Commuting daily on a busy two-lane road is headache enough. Mix in construction and it’s like a poke in the eye. Double the pain.
That’s been the lot of drivers on Greentree Road in recent months. A favored feeder of the Parkway West from Mt. Lebanon and Scott, its users have had to contend with lane restrictions while workers install new water and gas lines.
When the sign man spins the pole from “SLOW’’ to “STOP’’ just as you’re nearing, the smile quotient sinks. For some heading toward the parkway, though, grins have come when passing a blue house on the right.
Brieta Dougherty-Brill, 32, a schoolteacher from Mt. Lebo whose fiance, Matthew Anderson, lives in Green Tree, wanted to get a message to the owners of that blue house. That’s a bit of a turnaround for the blue house denizens who are forever leaving declarations for passing and stuck commuters.
“Each and every day, thousands of people pass by your house and have the opportunity to read one of the thoughtful messages that are propped on the bench in your driveway,’’ Ms. Dougherty-Brill wrote in an email to the PG.
“My heart and head always feel a little happier after passing this random act of kindness.’’
I was driving on Greentree Road not long after reading that, so I pulled into the driveway of the blue house near Potomac Avenue after seeing a sign on the white bench: “Today Is A Good Day.’’
The woman of the house looked at me kind of funny when I explained why I was there.
“I did it for myself, first,’’ Dena Rose said.
She’s in public relations by trade but didn’t think a sign on a bench would lead to a knock on the door.

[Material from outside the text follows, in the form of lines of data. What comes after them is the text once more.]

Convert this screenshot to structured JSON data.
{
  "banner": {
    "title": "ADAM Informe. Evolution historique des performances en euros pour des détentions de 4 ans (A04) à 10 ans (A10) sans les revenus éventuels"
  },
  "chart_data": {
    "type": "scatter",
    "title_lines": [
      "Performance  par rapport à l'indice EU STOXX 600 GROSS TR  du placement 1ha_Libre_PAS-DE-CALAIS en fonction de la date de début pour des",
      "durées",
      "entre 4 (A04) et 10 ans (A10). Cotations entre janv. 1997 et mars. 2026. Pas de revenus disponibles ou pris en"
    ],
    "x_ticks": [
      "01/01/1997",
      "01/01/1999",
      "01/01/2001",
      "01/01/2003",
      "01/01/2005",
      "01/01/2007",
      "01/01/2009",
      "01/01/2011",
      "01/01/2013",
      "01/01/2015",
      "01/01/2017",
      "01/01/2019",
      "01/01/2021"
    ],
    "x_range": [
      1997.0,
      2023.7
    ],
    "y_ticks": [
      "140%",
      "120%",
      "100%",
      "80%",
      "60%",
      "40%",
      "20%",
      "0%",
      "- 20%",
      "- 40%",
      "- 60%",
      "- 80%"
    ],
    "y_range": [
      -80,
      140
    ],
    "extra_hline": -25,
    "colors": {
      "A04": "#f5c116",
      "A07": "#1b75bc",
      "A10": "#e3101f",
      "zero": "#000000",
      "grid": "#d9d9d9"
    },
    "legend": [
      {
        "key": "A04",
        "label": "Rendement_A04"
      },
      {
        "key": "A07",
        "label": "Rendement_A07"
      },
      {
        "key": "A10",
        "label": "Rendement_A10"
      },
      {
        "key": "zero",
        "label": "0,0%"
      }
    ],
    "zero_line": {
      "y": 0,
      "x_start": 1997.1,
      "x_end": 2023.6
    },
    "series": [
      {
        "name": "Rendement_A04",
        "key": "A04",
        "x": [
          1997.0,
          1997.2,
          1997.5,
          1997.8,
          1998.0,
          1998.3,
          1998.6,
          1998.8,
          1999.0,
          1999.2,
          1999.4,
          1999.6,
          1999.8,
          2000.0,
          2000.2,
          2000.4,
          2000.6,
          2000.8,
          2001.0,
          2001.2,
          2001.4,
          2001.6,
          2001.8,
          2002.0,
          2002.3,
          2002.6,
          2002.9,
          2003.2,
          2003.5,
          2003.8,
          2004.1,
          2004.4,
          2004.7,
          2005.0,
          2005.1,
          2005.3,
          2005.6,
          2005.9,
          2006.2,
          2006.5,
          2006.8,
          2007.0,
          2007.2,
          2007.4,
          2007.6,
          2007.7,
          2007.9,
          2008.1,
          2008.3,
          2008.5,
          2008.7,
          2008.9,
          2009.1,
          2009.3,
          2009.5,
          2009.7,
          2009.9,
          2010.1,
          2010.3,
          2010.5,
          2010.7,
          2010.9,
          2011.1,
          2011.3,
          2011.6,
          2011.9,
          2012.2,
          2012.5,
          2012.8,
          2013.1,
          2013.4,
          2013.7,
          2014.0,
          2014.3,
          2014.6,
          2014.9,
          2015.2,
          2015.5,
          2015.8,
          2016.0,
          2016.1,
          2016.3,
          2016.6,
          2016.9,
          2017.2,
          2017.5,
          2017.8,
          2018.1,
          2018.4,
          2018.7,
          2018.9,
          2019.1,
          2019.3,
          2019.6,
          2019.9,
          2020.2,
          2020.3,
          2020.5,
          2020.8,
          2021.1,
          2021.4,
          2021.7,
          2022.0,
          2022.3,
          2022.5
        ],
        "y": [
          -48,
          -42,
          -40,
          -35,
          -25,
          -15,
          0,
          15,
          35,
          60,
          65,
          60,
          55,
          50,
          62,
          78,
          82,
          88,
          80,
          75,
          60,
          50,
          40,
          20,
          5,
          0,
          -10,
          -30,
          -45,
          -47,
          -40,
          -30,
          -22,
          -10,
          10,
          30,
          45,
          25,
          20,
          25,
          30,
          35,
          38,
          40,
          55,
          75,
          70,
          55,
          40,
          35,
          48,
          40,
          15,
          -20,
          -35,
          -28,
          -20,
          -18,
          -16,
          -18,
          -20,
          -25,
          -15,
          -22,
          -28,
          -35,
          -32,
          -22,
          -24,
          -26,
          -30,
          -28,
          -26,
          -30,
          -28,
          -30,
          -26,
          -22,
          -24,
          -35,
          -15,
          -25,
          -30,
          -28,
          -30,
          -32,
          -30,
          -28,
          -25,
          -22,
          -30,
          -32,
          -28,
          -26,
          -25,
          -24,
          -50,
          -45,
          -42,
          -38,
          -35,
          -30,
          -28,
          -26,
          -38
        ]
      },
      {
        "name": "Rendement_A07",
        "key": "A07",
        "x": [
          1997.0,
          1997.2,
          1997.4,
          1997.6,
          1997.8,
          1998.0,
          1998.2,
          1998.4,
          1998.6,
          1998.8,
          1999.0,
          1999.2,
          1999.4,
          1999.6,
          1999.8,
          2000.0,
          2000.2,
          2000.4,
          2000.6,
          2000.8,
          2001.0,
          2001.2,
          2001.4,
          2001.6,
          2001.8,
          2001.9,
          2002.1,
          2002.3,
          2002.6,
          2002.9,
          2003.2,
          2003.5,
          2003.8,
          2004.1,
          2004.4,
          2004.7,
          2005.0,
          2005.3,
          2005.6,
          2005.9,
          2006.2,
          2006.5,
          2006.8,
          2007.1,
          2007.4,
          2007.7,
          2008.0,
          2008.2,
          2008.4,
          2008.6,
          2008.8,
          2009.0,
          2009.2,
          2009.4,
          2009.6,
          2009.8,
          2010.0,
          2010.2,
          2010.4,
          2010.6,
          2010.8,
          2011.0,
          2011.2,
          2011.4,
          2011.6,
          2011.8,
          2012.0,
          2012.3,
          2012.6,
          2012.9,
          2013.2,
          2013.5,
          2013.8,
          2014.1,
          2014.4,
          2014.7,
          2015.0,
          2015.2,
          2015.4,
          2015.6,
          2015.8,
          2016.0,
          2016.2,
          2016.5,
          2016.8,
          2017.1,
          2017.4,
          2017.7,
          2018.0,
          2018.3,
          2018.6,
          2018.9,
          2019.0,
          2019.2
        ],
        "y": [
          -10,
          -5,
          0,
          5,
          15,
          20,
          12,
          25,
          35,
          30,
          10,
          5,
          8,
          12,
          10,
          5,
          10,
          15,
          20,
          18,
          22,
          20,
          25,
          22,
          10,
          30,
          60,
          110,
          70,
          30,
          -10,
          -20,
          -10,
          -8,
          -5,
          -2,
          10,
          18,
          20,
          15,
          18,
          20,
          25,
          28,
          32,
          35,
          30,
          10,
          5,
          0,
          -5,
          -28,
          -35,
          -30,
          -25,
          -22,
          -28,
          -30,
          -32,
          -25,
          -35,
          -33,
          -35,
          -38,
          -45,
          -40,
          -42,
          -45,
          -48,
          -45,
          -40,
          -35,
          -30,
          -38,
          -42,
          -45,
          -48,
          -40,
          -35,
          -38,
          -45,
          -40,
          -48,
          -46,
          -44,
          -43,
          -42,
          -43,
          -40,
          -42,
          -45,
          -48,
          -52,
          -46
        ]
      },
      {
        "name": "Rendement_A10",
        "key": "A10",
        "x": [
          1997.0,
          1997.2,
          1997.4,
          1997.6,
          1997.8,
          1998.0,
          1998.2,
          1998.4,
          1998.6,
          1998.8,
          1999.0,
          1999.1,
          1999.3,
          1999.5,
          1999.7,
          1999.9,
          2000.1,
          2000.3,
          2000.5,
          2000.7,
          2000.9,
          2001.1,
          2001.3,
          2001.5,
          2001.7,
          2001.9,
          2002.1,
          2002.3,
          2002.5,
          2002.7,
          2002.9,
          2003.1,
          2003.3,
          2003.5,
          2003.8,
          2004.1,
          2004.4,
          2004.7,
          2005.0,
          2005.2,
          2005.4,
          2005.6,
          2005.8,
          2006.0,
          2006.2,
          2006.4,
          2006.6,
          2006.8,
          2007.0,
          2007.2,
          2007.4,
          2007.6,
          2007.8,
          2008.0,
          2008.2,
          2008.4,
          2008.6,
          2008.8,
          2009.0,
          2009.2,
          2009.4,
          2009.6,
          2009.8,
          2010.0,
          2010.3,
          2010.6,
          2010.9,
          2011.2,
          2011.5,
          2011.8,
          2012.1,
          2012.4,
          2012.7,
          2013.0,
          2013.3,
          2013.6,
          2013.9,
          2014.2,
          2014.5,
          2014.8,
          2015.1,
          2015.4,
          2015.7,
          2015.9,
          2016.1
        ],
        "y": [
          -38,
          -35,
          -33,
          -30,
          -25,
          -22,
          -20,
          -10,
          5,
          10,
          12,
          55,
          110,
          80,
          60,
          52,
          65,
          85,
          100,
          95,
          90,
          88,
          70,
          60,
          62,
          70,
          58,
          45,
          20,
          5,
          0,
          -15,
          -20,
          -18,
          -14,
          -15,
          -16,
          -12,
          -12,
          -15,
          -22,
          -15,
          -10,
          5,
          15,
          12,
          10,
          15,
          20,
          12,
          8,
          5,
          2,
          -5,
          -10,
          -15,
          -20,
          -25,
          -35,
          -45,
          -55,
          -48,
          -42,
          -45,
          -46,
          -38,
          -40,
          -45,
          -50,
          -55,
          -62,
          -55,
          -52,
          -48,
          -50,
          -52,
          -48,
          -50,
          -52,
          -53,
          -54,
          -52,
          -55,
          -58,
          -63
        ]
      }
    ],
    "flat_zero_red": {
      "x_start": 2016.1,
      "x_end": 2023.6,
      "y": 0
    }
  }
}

She started a couple of Thanksgivings ago with “Count Your Blessings,’’ put up a “Follow Your Heart’’ around Valentine’s Day, and may have gone through as many as 20 messages by now.
“Someone Else Is Happy With Less Than What You Have’’ is one that tickled me.
Before long, her husband of 24 years, Joe Buzila, came home from work and said he grumbles when he has to put the signs up, but he said that with a smile almost as wide as the bench. Her father, August Bisesi, who treats the signs with polyurethane to make sure they last, also came out the door to see what was up.
When Ms. Rose had some more time to think about it, she told me, “So many suburban and urban heroes get up every day and go to work to pay the bills and feed their families.’’ If she can make their days any easier, she’s happy.
Maybe not everyone is appreciative, at least not openly. Even as mild a suggestion as “Count Your Blessings’’ may lead some behind the wheel to mumble, “Don’t tell me what to do. Count your own.’’
But I expect she’s making those passing crabs’ days, too. There’s nothing a grouch likes better than a good grumble. Nice that’s she’s helping them get that out of the way before work.
“Scatter Seeds of Kindness,’’ another sign says. She mostly buys the signs when she comes upon one in a store, but occasionally Ms. Rose will have one made, such as “If nothing’s going right, go left.’’
I like that. I don’t like it as much as the old Jack Handy line that went “It takes a big man to cry, but it takes a bigger man to laugh at that man.’’ But that may explain why few people smile when they drive past my house.
Anyway, Ms. Rose was very pleased to read the email from a fan like Ms. Dougherty-Brill. As for the next sign, she’s having one made that says, “Start Procrastinating Now.’’
No better time to begin than when you’re waiting for that sign man to flip his sign.